それが後の日本全土の測量、地図製作につながっていきました。測量を開始したのは1800年、忠敬が55歳のときです。蝦夷からスタートした測量しました。間宮海峡で知られる北方探険家の間宮林蔵による樺太調査より8年前のことです。
独力で始めた忠敬の測量・製図作業は幕府の知るところとなり、その正確さから、幕命となって70歳過ぎまで続きます。その成果は「大日本沿海輿地(よち)全図」として忠敬没後の1821年に幕府に提出されました。
前半生と後半生でこれだけ真逆な生き方をした人も珍しいです。
■「何もするな」と世阿弥はいう
室町時代の猿楽師の世阿弥は足利義満の庇護を受けて、能楽を大成し、その奥義を「風姿花伝」にまとめました。北山文化(14C末-15C初)の一角を父の観阿弥とともに支えた人物です。

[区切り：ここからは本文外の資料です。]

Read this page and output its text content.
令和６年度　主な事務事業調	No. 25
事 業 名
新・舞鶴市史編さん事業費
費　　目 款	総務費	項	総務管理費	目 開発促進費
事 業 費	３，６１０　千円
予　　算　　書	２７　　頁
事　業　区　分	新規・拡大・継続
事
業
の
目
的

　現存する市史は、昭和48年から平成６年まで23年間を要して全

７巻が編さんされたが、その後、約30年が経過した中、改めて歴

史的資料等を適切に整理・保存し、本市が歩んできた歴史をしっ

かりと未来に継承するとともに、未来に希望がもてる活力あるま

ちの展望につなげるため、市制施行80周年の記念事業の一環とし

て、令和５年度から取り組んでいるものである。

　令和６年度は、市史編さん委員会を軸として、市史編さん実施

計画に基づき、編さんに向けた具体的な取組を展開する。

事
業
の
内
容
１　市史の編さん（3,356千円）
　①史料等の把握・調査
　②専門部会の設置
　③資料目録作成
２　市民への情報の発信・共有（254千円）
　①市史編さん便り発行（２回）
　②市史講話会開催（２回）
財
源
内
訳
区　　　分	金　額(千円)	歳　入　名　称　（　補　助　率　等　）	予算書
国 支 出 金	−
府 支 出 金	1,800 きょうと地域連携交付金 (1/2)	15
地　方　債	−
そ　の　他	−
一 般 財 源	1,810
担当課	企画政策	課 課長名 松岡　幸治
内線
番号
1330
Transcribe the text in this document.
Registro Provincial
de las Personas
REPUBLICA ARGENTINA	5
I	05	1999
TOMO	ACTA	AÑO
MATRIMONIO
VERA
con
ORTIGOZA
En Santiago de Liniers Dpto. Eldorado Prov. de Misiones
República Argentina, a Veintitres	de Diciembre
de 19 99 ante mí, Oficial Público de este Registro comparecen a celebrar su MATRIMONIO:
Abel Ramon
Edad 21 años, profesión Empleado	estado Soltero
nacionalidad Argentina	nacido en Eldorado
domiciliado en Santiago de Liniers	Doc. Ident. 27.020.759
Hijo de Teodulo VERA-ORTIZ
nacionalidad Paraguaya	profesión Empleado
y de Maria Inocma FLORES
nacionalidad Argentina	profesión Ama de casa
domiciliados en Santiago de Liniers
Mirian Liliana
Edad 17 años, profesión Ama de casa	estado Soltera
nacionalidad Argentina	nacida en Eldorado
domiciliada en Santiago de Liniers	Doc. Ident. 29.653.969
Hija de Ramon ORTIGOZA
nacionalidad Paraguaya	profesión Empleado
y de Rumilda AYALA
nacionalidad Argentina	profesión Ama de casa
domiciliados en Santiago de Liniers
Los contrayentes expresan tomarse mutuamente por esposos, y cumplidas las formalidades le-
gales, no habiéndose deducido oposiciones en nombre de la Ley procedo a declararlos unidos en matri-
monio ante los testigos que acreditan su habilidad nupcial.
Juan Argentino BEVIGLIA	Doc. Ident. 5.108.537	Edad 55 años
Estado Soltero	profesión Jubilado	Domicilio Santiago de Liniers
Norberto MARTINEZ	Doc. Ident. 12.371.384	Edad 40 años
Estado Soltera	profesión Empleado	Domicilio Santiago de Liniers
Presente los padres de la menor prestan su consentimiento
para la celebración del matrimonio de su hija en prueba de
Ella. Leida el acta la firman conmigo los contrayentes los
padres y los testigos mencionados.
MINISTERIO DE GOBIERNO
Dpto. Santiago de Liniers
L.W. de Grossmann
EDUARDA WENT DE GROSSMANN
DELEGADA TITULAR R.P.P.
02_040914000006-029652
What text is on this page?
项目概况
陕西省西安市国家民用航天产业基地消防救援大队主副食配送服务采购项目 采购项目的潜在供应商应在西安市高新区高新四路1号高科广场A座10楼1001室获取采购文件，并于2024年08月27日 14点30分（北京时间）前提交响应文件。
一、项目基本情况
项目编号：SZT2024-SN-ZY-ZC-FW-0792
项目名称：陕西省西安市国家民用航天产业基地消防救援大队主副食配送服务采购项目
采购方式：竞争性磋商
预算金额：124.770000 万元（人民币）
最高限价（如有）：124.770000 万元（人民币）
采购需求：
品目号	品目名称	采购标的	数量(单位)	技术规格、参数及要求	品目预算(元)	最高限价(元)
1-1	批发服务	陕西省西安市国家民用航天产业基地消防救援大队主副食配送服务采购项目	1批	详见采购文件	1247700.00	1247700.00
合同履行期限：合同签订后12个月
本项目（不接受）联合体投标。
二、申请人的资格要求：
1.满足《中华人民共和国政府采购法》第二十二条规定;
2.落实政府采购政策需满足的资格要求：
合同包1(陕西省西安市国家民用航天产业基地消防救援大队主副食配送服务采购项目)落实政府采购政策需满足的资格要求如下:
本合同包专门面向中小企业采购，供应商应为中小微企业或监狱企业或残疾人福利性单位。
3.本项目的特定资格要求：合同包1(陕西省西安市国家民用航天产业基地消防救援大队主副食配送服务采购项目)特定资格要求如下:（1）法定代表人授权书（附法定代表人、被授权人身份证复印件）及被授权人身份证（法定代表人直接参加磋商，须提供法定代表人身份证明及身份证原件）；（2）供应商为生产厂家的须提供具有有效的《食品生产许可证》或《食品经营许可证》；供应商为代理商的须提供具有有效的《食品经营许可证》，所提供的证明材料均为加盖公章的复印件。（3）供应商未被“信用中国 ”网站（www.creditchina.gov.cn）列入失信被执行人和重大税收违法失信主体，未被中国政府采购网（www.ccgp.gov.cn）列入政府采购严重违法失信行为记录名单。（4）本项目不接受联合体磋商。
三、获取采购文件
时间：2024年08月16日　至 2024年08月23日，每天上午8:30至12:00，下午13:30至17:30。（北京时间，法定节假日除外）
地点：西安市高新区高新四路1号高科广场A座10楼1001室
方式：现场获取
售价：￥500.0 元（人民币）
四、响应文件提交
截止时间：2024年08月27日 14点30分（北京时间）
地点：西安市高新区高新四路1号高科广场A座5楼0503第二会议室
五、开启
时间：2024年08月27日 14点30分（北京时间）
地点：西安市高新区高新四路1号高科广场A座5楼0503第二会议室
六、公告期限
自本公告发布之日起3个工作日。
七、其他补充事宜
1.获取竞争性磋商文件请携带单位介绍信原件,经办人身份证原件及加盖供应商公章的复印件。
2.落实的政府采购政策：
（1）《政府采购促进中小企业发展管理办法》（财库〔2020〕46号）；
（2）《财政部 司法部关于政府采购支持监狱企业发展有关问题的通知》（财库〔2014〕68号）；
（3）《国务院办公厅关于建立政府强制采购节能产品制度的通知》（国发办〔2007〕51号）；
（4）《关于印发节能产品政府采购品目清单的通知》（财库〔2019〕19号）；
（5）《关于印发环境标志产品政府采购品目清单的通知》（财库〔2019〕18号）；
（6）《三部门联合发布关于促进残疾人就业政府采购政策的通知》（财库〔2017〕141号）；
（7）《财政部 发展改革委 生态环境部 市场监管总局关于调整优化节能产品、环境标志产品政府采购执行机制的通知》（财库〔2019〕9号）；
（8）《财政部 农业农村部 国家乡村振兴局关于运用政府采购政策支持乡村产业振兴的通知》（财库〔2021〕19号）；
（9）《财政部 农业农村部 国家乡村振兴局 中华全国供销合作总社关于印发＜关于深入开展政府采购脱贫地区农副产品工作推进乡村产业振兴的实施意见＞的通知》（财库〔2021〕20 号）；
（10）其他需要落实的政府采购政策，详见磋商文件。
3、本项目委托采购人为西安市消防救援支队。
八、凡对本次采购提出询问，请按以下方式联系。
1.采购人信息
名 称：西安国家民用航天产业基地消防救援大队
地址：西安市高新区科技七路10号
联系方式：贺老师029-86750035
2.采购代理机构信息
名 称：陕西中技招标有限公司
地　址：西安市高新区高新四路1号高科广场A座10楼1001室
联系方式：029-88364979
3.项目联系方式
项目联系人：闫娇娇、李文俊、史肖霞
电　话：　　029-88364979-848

世阿弥によれば、50歳を越えてから(の能役者)は、なにごとについても「しない」ということを方針にすることが大事だと述べています。
「このころよりは、おおかた、せぬならでは手立てあるまじ。麒麟も老いては駑馬に劣ると申すことあり。さりなが ら、まことに得たらん能者ならば、物数は皆みな失せて、善悪見どころは少なしとも、花はのこるべし」
(もう花も失せた50過ぎの能役者は、何もしないというほかに方法はないのだ。それが老人の心得だ。それでも、本当に優れた役者であれば、そこに花が残るもの。)
誰もが知ることわざに「初心忘れるべからず」がありますが、これも世阿弥の言葉が元です。若い時に失敗や苦労を忘れるなという戒めですが、必ずしも「初心」とは「若い時」に限らず、他に二つあるのだと。それは「歳を経て積み重ねられたその時々」と「老齢期」です。
奮い立つにせよ流れに任せるにせよ、「何事も遅すぎるということはない」ということは確信しました。